News | 03/14/2011
On February 27, Rhonda Hamm-Niebruegge, director of Lambert-St. Louis International Airport, flew to China to begin negotiations with China Cargo Airlines to land cargo flights from China at Lambert.
She told the audience at a St. Louis Council of Construction Consumers' presentation on transportation infrastructure that she hopes China Cargo Airlines will begin landing three flights a week at Lambert this summer and grow its schedule to 30 flights a week by 2015.
“Cargo drives development, passenger travel does not,” she said. “This will lead to significant economic development for the airport, the county, and the St. Louis region,” she said.
John Kasarda, co-author of Aerotropolis: The Way We'll Live Next and director of the Kenan Institute of Private Enterprise at the University of North Carolina, said in a telephone interview that he applauds St. Louis for going after air cargo from China.
Kasarda coined the term aerotropolis in 2000 to describe what he calls a new urban form, in which airports are the new city centers with distribution centers, office buildings, light manufacturing, convention centers and hotels all growing around them and linked to airports by roads and rail lines.
He theorized that airports will drive urban growth and economic development in the twenty-first century in the same way that highways drove development in the twentieth century and railroads drove development in the nineteenth century.
Recognizing that American carriers have well established freight hubs that would be hard to move, St.
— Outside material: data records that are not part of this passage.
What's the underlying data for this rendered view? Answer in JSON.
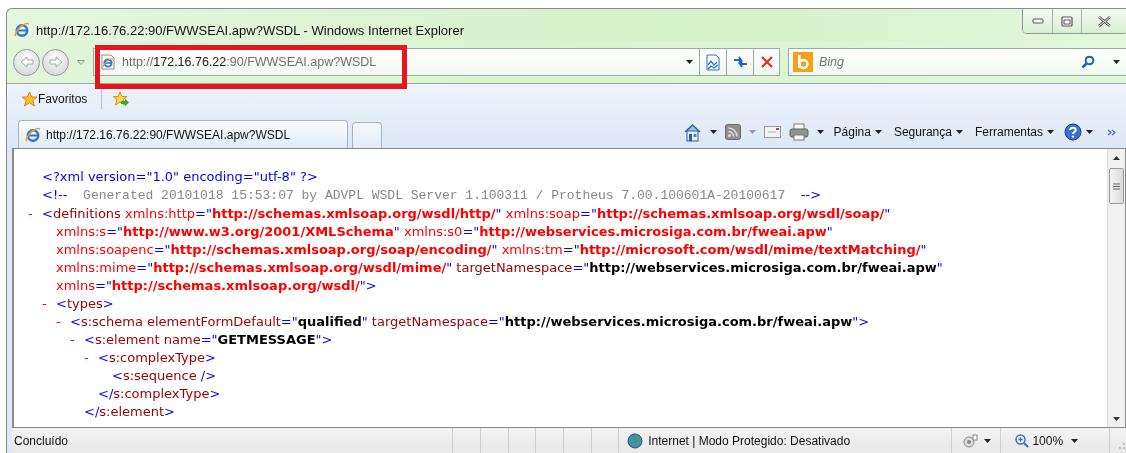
{
  "window": {
    "title": "http://172.16.76.22:90/FWWSEAI.apw?WSDL - Windows Internet Explorer"
  },
  "address_bar": {
    "url_parts": [
      {
        "kind": "dim",
        "text": "http://"
      },
      {
        "kind": "host",
        "text": "172.16.76.22"
      },
      {
        "kind": "dim",
        "text": ":90/FWWSEAI.apw?WSDL"
      }
    ]
  },
  "search": {
    "placeholder": "Bing"
  },
  "favorites": {
    "label": "Favoritos"
  },
  "tabs": [
    {
      "label": "http://172.16.76.22:90/FWWSEAI.apw?WSDL",
      "selected": true
    }
  ],
  "command_bar": {
    "menus": [
      "Página",
      "Segurança",
      "Ferramentas"
    ]
  },
  "document": {
    "nodes": [
      {
        "lines": [
          [
            {
              "kind": "mark",
              "text": "<?xml version=\"1.0\" encoding=\"utf-8\" ?>"
            }
          ]
        ]
      },
      {
        "lines": [
          [
            {
              "kind": "mark",
              "text": "<!--"
            },
            {
              "kind": "comment",
              "text": "  Generated 20101018 15:53:07 by ADVPL WSDL Server 1.100311 / Protheus 7.00.100601A-20100617  "
            },
            {
              "kind": "mark",
              "text": "-->"
            }
          ]
        ]
      },
      {
        "toggle": "-",
        "lines": [
          [
            {
              "kind": "mark",
              "text": "<"
            },
            {
              "kind": "tag",
              "text": "definitions"
            },
            {
              "kind": "ns-attr",
              "text": " xmlns:http"
            },
            {
              "kind": "mark",
              "text": "=\""
            },
            {
              "kind": "ns-value",
              "text": "http://schemas.xmlsoap.org/wsdl/http/"
            },
            {
              "kind": "mark",
              "text": "\""
            },
            {
              "kind": "ns-attr",
              "text": " xmlns:soap"
            },
            {
              "kind": "mark",
              "text": "=\""
            },
            {
              "kind": "ns-value",
              "text": "http://schemas.xmlsoap.org/wsdl/soap/"
            },
            {
              "kind": "mark",
              "text": "\""
            }
          ],
          [
            {
              "kind": "ns-attr",
              "text": "xmlns:s"
            },
            {
              "kind": "mark",
              "text": "=\""
            },
            {
              "kind": "ns-value",
              "text": "http://www.w3.org/2001/XMLSchema"
            },
            {
              "kind": "mark",
              "text": "\""
            },
            {
              "kind": "ns-attr",
              "text": " xmlns:s0"
            },
            {
              "kind": "mark",
              "text": "=\""
            },
            {
              "kind": "ns-value",
              "text": "http://webservices.microsiga.com.br/fweai.apw"
            },
            {
              "kind": "mark",
              "text": "\""
            }
          ],
          [
            {
              "kind": "ns-attr",
              "text": "xmlns:soapenc"
            },
            {
              "kind": "mark",
              "text": "=\""
            },
            {
              "kind": "ns-value",
              "text": "http://schemas.xmlsoap.org/soap/encoding/"
            },
            {
              "kind": "mark",
              "text": "\""
            },
            {
              "kind": "ns-attr",
              "text": " xmlns:tm"
            },
            {
              "kind": "mark",
              "text": "=\""
            },
            {
              "kind": "ns-value",
              "text": "http://microsoft.com/wsdl/mime/textMatching/"
            },
            {
              "kind": "mark",
              "text": "\""
            }
          ],
          [
            {
              "kind": "ns-attr",
              "text": "xmlns:mime"
            },
            {
              "kind": "mark",
              "text": "=\""
            },
            {
              "kind": "ns-value",
              "text": "http://schemas.xmlsoap.org/wsdl/mime/"
            },
            {
              "kind": "mark",
              "text": "\""
            },
            {
              "kind": "attr",
              "text": " targetNamespace"
            },
            {
              "kind": "mark",
              "text": "=\""
            },
            {
              "kind": "value",
              "text": "http://webservices.microsiga.com.br/fweai.apw"
            },
            {
              "kind": "mark",
              "text": "\""
            }
          ],
          [
            {
              "kind": "ns-attr",
              "text": "xmlns"
            },
            {
              "kind": "mark",
              "text": "=\""
            },
            {
              "kind": "ns-value",
              "text": "http://schemas.xmlsoap.org/wsdl/"
            },
            {
              "kind": "mark",
              "text": "\">"
            }
          ]
        ],
        "children": [
          {
            "toggle": "-",
            "lines": [
              [
                {
                  "kind": "mark",
                  "text": "<"
                },
                {
                  "kind": "tag",
                  "text": "types"
                },
                {
                  "kind": "mark",
                  "text": ">"
                }
              ]
            ],
            "children": [
              {
                "toggle": "-",
                "lines": [
                  [
                    {
                      "kind": "mark",
                      "text": "<"
                    },
                    {
                      "kind": "tag",
                      "text": "s:schema"
                    },
                    {
                      "kind": "attr",
                      "text": " elementFormDefault"
                    },
                    {
                      "kind": "mark",
                      "text": "=\""
                    },
                    {
                      "kind": "value",
                      "text": "qualified"
                    },
                    {
                      "kind": "mark",
                      "text": "\""
                    },
                    {
                      "kind": "attr",
                      "text": " targetNamespace"
                    },
                    {
                      "kind": "mark",
                      "text": "=\""
                    },
                    {
                      "kind": "value",
                      "text": "http://webservices.microsiga.com.br/fweai.apw"
                    },
                    {
                      "kind": "mark",
                      "text": "\">"
                    }
                  ]
                ],
                "children": [
                  {
                    "toggle": "-",
                    "lines": [
                      [
                        {
                          "kind": "mark",
                          "text": "<"
                        },
                        {
                          "kind": "tag",
                          "text": "s:element"
                        },
                        {
                          "kind": "attr",
                          "text": " name"
                        },
                        {
                          "kind": "mark",
                          "text": "=\""
                        },
                        {
                          "kind": "value",
                          "text": "GETMESSAGE"
                        },
                        {
                          "kind": "mark",
                          "text": "\">"
                        }
                      ]
                    ],
                    "children": [
                      {
                        "toggle": "-",
                        "lines": [
                          [
                            {
                              "kind": "mark",
                              "text": "<"
                            },
                            {
                              "kind": "tag",
                              "text": "s:complexType"
                            },
                            {
                              "kind": "mark",
                              "text": ">"
                            }
                          ]
                        ],
                        "children": [
                          {
                            "lines": [
                              [
                                {
                                  "kind": "mark",
                                  "text": "<"
                                },
                                {
                                  "kind": "tag",
                                  "text": "s:sequence"
                                },
                                {
                                  "kind": "mark",
                                  "text": " />"
                                }
                              ]
                            ]
                          }
                        ],
                        "closing": [
                          {
                            "kind": "mark",
                            "text": "</"
                          },
                          {
                            "kind": "tag",
                            "text": "s:complexType"
                          },
                          {
                            "kind": "mark",
                            "text": ">"
                          }
                        ]
                      }
                    ],
                    "closing": [
                      {
                        "kind": "mark",
                        "text": "</"
                      },
                      {
                        "kind": "tag",
                        "text": "s:element"
                      },
                      {
                        "kind": "mark",
                        "text": ">"
                      }
                    ]
                  }
                ]
              }
            ]
          }
        ]
      }
    ]
  },
  "status_bar": {
    "status": "Concluído",
    "zone": "Internet | Modo Protegido: Desativado",
    "zoom": "100%"
  }
}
Louis civic leaders chose to chase a Chinese carrier seeking to establish a presence in the North American market. In January, the Chinese government designated China Cargo Airlines to negotiate with St. Louis.
China Cargo Airlines is a subsidiary of China's largest air cargo carrier, China Eastern Airlines. Last year, China Eastern Airlines sold minority stakes in China Cargo Airlines to Singapore International Airlines and Taiwan-based EVA airlines to raise cash for its expansion.
Kasarda said getting an agreement with China Cargo Airlines is just the start of a very steep climb to build an air cargo hub.
“St. Louis has lost a lot of its logistics infrastructure, hard and soft, with the decline of manufacturing there, the end of TWA, and the loss of American Airlines,” he said, explaining that landing freight is only part of the process, getting it out of the airport and to its destination quickly is the other part.
“St. Louis will have to build relationships with freight forwarders and third-party logistics providers, establish procedures for fast customs clearance, for quick licensing and permitting, for electronic transactions, and so on,” he said. “And it takes landing more than one flight a day to develop that,” he said.